Écrire et le réel sont deux pays voisins. On peut imaginer : la guerre, les diplômates, les immigrés politiques, les échanges en tous genres, les mariages mixtes, les barrières douanières, les trafiquants, les écrivains chauvins, les bilingues lettrés, l'accent des Belles étrangères... ceux qui ne sont pas de ces pays-là pas d'ici...

Mais dans quel sol puise-t-on les richesses, au pays d'écrire ? Où sont les mines ? Je suis un citoyen des deux pays et je traverse chaque jour la frontière. Aller-retour quotidien du réel à l'écrire. Catherine est cette frontière. Non. Un pays même. Lequel ? Non. Catherine est le no woman's land entre le pays réel et le pays d'écrire.

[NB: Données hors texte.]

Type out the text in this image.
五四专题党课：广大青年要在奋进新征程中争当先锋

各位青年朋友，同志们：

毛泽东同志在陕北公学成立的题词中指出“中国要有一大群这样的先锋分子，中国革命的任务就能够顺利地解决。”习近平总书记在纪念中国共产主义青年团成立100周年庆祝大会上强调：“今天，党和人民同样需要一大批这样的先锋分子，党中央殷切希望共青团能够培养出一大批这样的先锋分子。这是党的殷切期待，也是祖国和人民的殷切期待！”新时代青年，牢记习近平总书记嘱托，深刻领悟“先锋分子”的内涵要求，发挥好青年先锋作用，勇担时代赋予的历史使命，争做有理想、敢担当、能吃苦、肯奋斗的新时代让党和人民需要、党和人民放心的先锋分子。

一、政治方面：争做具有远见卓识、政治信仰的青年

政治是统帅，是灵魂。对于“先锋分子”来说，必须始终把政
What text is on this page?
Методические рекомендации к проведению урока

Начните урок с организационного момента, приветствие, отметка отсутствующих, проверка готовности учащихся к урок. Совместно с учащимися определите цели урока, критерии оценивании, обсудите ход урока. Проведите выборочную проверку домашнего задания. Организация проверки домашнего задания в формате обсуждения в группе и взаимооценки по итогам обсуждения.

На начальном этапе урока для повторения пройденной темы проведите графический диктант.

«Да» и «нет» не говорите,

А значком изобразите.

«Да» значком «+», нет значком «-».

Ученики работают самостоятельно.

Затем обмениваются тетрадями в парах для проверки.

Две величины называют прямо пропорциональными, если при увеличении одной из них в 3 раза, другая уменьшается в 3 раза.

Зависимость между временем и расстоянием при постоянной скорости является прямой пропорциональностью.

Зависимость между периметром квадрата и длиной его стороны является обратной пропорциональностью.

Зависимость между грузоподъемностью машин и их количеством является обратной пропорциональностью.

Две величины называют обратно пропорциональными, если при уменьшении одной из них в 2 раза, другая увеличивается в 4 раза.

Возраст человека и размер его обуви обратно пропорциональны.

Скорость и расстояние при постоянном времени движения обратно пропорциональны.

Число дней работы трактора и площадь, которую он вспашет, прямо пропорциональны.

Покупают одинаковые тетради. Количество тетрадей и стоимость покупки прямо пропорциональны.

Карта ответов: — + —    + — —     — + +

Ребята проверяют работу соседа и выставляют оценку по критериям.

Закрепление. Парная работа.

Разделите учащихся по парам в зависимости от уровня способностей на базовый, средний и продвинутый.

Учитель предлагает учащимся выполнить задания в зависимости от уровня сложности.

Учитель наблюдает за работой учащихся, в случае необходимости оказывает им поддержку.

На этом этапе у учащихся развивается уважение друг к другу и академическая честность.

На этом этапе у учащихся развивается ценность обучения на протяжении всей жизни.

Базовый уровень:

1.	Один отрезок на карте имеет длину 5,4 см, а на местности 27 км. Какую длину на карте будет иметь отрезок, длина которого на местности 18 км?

(six cent vingt-quatrième nuit)

Hier je n'ai vu Catherine qu'au travail. A son travail. Dans son travail. M'a pas plus. C'est pas ma Catherine. Pas celle que j'aime. Mais aujourd'hui nous avons pris ensemble un café. Deux cafés. En tout quatre cafés.

- Tu as l'air ailleurs - Je ne suis jamais si présent qu'avec toi - A quoi penses-tu - N'ai-je pas le droit de t'aimer - Tu veux m'aider - N'aide-t-on pas celle qu'on aime - Restons amis - Ce terme ne convient pas je te désire - Je suis choquée je croyais - Tu ne vas pas me quitter - Tu dis ça comme si nous étions - Oui - Tu crois que nous sommes liés - Nos amours sont particulières - Comme tu es ambigu - J'ai besoin de toi - Tu veux que je te lise encore - Je t'attends

Quinze heures. Il fallait s'arracher. Retourner au travail.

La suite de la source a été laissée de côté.